どうも、名作会会長の冨田です。
自分は今年度大学を卒業してから、作曲家として活動すべくインプットとアウトプットを重ねる日々を送っております。
この連載は、クラシックの大作曲家たちの作風を研究し、ものまねで一曲書いてみようという趣旨です。
第4回からめちゃめちゃ間が空いてしまいましたが、最終回となる今回はドビュッシーのものまねに挑戦しました。
クロード・ドビュッシーとは
クロード・ドビュッシー(Claude Debussy)は、19世紀後半から20世紀初頭にかけてフランスで活躍した作曲家で、当時非常に多くの作曲家に影響を与えた存在でした。

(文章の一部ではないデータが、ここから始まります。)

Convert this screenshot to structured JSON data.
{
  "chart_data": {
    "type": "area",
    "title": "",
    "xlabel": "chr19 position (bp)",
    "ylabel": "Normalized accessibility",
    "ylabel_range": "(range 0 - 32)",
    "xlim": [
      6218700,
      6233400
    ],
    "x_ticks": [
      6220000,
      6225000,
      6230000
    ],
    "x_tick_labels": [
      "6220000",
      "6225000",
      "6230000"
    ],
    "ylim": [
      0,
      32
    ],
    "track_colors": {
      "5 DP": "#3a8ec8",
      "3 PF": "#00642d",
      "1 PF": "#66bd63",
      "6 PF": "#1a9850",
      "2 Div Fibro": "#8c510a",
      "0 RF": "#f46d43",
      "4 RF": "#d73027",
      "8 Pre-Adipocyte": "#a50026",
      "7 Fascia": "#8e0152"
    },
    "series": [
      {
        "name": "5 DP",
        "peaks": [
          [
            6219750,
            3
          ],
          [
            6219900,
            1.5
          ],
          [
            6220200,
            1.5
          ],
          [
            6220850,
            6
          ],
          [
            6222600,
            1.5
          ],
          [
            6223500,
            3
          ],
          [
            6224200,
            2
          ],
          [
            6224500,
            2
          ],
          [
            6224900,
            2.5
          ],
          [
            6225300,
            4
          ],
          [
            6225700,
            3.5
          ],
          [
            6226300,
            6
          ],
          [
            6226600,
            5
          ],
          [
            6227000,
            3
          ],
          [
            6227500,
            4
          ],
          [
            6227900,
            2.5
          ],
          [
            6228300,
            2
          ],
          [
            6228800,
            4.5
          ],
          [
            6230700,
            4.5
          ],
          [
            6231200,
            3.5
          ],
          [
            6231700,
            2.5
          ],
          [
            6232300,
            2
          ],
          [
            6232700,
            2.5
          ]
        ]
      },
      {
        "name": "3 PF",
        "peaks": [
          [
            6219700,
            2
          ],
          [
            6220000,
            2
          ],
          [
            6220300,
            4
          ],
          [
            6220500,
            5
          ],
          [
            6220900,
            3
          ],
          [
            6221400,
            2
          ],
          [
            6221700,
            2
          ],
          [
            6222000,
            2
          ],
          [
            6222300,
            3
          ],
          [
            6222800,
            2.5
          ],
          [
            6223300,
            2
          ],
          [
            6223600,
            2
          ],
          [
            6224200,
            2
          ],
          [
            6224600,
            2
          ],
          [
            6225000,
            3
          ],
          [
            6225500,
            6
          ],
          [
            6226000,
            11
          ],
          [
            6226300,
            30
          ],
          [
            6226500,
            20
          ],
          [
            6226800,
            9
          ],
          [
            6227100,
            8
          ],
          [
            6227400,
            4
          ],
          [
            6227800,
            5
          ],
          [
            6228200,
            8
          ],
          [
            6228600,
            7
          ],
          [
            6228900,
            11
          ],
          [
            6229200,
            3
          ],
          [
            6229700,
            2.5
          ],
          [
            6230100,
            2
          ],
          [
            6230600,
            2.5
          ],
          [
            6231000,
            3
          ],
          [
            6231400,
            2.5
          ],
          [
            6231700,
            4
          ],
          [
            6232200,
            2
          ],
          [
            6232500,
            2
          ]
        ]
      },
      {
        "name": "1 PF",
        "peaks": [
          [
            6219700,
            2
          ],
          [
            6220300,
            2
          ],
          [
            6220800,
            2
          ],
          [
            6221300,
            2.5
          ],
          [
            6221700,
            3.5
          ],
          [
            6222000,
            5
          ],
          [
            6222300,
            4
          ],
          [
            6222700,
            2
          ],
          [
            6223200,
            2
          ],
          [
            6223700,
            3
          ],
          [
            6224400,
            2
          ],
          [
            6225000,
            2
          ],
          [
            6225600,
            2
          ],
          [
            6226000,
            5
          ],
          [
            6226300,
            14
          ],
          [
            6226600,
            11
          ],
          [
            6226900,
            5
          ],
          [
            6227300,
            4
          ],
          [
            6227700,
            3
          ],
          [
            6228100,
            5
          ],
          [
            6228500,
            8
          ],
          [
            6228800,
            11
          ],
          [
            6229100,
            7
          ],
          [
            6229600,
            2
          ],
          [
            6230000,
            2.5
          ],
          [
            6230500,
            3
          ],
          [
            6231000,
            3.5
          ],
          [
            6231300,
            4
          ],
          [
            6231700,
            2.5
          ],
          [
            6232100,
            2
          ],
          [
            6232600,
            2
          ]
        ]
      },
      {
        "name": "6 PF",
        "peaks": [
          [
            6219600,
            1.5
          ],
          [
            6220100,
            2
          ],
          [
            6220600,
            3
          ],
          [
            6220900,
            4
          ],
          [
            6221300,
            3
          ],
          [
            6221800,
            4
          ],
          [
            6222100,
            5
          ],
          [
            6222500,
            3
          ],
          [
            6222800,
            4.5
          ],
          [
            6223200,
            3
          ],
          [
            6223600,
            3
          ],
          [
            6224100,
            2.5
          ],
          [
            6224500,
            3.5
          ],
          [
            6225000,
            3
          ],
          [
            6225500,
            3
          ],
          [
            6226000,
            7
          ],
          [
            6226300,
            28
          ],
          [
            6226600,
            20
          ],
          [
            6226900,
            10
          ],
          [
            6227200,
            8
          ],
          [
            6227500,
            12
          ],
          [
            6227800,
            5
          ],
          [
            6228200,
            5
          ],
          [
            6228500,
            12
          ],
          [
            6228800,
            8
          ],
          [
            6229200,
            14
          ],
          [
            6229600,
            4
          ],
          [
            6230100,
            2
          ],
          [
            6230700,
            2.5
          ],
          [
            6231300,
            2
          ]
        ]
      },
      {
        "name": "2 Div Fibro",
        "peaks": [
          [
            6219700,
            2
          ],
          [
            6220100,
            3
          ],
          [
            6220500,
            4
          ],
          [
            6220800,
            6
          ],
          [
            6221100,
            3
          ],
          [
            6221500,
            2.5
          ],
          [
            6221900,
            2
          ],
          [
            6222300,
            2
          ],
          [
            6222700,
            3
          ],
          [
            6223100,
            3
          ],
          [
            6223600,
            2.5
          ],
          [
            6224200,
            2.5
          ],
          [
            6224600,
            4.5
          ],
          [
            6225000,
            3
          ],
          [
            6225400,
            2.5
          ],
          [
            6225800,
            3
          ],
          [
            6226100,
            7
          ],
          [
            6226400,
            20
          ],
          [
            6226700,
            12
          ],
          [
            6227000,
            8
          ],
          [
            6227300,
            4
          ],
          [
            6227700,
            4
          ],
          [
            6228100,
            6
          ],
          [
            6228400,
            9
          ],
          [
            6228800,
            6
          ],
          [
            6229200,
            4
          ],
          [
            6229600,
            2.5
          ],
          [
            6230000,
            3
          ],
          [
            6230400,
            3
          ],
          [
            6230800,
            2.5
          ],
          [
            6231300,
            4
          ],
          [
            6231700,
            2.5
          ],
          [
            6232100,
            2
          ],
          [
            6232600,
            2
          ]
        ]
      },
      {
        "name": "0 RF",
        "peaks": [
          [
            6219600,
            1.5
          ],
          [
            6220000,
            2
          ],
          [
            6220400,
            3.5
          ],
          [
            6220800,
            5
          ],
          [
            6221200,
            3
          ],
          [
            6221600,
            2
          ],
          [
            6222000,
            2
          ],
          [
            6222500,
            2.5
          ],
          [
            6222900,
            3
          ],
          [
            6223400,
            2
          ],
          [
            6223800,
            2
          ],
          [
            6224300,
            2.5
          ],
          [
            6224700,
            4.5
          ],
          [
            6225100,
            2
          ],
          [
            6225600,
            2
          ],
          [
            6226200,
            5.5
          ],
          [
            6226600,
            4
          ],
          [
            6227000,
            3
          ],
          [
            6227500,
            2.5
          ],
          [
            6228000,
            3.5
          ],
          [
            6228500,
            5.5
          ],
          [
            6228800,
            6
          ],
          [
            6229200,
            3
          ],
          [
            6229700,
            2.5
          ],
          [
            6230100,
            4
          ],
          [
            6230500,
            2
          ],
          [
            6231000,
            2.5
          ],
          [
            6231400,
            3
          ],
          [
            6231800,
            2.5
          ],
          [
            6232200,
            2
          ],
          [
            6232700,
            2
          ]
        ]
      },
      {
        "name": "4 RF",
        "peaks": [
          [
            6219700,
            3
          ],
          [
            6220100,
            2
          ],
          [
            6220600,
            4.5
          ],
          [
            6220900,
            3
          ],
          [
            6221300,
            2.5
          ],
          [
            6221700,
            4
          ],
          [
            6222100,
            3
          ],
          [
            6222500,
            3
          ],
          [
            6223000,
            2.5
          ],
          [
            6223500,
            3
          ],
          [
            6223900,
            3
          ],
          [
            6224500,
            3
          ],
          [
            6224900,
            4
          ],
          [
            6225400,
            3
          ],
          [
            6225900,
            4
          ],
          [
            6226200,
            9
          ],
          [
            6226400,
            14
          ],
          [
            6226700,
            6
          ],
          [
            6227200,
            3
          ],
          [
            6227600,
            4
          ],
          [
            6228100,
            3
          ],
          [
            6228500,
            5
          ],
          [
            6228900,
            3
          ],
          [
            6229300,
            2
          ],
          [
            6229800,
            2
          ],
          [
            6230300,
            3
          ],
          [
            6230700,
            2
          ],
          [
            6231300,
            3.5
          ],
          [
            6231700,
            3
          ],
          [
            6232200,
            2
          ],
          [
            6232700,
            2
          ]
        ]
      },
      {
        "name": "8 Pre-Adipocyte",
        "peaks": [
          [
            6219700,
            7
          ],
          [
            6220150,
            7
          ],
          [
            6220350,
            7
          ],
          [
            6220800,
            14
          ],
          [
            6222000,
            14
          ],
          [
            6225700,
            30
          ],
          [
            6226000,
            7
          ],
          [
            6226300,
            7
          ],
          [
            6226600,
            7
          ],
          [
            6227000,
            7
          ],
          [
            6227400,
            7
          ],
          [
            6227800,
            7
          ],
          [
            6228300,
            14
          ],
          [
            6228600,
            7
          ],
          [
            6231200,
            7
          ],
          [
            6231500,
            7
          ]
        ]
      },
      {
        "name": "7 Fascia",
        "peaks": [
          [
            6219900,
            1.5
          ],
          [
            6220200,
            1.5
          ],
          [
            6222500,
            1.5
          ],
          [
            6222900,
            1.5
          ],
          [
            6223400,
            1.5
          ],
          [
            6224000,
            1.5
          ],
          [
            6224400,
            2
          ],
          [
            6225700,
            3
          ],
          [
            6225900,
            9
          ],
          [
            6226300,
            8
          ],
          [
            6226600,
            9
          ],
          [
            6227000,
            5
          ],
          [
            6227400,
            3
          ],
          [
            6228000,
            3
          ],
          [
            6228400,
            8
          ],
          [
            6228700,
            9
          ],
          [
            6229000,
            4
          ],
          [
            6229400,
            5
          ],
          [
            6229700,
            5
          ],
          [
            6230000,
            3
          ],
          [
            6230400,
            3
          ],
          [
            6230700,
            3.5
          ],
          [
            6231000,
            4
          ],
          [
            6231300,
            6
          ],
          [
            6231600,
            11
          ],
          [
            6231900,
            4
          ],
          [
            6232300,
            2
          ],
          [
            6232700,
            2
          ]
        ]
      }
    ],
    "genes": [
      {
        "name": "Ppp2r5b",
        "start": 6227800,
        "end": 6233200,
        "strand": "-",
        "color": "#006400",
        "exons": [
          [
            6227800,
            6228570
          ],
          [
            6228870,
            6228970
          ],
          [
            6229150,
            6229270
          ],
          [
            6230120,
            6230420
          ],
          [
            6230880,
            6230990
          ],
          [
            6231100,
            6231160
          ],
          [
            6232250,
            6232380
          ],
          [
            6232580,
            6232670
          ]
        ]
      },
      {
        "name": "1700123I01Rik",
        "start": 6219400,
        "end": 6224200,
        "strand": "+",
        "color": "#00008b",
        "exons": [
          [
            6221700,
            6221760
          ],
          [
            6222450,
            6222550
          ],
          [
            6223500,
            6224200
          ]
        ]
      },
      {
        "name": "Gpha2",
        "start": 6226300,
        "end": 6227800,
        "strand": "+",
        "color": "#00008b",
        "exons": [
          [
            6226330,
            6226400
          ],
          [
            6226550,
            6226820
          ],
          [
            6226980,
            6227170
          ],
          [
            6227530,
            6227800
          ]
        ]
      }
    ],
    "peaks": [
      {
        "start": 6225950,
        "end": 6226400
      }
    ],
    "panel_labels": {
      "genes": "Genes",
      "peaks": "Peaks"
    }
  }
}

古典的な和声法をことごとく否定し、長調でも短調でもない旋法を用いた作曲や、機能和声に全く捉われない(どころか敢えてその逆を行く)和声を用いて作曲しました。
というわけで、今回モノマネをするにあたり参考にした曲は2曲です。
まずは、非常に有名な曲である「亜麻色の髪の乙女(La fille aux cheveux de lin)」。
そしてリストの「エステ荘の噴水」に霊感を得て作られたといわれる「水の反映(Reflets dans l'eau)」です。
特徴点の分析
なんといっても、ドビュッシーの特徴といえば和声です。
クラシック音楽の時代を生きていながら、彼はとにかく古典のルールを破りまくることに心血を注いでいました。
まず、古典では避けられていた3度進行。
連続5度・8度が生じるために避けられていた平行和声。
そして連続5度に、
民族的な音階であるペンタトニック(連続5度)、
クラシックではふつう用いられない4度堆積和音、
V→IV と進行してしまう禁則・弱進行、
ずれ和音、
ホールトーンによる無調・・・
・・・などなど。
よくもまあこんなにアンチ古典を敷き詰めたな、というくらいの密度です。
とにかく古典的な和声理論に挑戦し、しまいには構成音をとにかく半音ずつずらして偶成和音を盛りまくる、という境地に至っています。
「水の反映」14小節目~の難解なコード進行や、
14小節目~の半音ずつずれていくようなコード進行などですね。
☆POINT☆
・とにかくありとあらゆるアンチ古典的なチャレンジ
なお、それぞれの曲についての個別解説はこちらの動画でしています。
ものまね曲、完成
……以上のポイントを踏まえてものまねをしてみました。
ドビュッシーの難解な和声を意識しつつ、発展的な変拍子を取り入れて作曲しました。
単純なドビュッシーの模倣ではありませんが、随所にドビュッシーっぽい香りが散りばめられているのが分かると思います。
ドビュッシーはとにかく反逆的な和声を愛用していて、分析を受け付けないところがあります。
非常に独特で難解ですが、とにかくアンチ古典を徹底しているということができます。
皆さんもぜひ、ドビュッシーっぽい曲を作って僕に聞かせてください。